Doris Steindl: Dieses Problem hängt in Schulen auch damit zusammen, dass jeder für sich selbst unterrichtet und das Netzwerken überhaupt nicht funktioniert hat. Dieses fehlende Zusammenspiel hat jeder mitbekommen, der Kinder zu Hause hat. Viele Lehrer hatten auch Probleme mit dem digitalen Unterrichten. Unsere Mitarbeiterinnen und Mitarbeiter haben den Schulen angeboten, ihnen gratis Software zur Verfügung zu stellen und Einschulungen zu geben. Es wurde alles abgelehnt oder es kam keine Antwort.
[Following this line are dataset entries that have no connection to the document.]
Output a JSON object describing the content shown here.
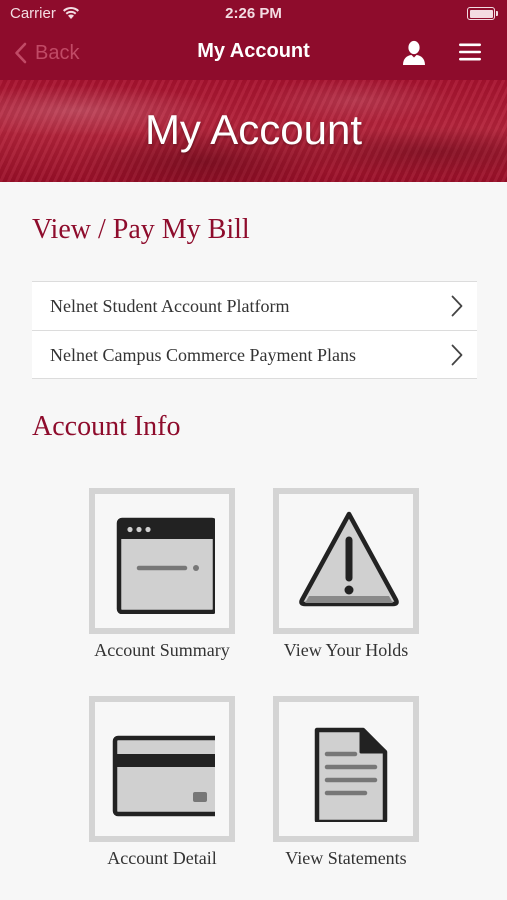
{
  "status_bar": {
    "carrier": "Carrier",
    "time": "2:26 PM"
  },
  "nav": {
    "back_label": "Back",
    "title": "My Account",
    "icons": [
      "chevron-left-icon",
      "user-icon",
      "menu-icon"
    ]
  },
  "banner": {
    "title": "My Account"
  },
  "bill_section": {
    "heading": "View / Pay My Bill",
    "links": [
      {
        "label": "Nelnet Student Account Platform"
      },
      {
        "label": "Nelnet Campus Commerce Payment Plans"
      }
    ]
  },
  "account_info": {
    "heading": "Account Info",
    "tiles": [
      {
        "label": "Account Summary",
        "icon": "browser-window-icon"
      },
      {
        "label": "View Your Holds",
        "icon": "warning-icon"
      },
      {
        "label": "Account Detail",
        "icon": "credit-card-icon"
      },
      {
        "label": "View Statements",
        "icon": "document-icon"
      }
    ]
  },
  "colors": {
    "brand": "#8e0c2c",
    "banner": "#a8122f",
    "tile_border": "#d4d4d4",
    "background": "#f7f7f7"
  }
}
Antje Roland: Wenn dieses Digitalisierungskonzept exekutiert worden wäre, dann wäre auch nicht so viel Unsicherheit bei den Schulstandorten entstanden. Sie hätten gewusst, was sie machen sollen und hätten sich zum Beispiel Experten holen können. Da hatten viele Lehrer den Angstschweiß auf der Stirn, ob sie das hinbekommen, weil sie ihr Leben lang face to face unterrichtet haben. Wir waren von diesem Thema unmittelbar betroffen, haben aber innerhalb von drei Tagen reagiert. Unsere Schüler hatten nach wenigen Tagen wieder Unterricht nach Stundenplan. Wir haben die Anwesenheit erfasst und die Klassenbücher weitergeführt.

Nina von Gayl: Es ist als private Institution leichter, zu reagieren – das öffentliche Schulsystem ist da schwerfälliger. Es fehlt an Autonomie und an einer Befehlskette, die klar sagt, wie vorgegangen wird. Jetzt muss massiv daran gearbeitet werden, dass die Lehrpläne auch in Richtung Digitalisierung gehen, damit die Kinder solche Anwendungen lernen.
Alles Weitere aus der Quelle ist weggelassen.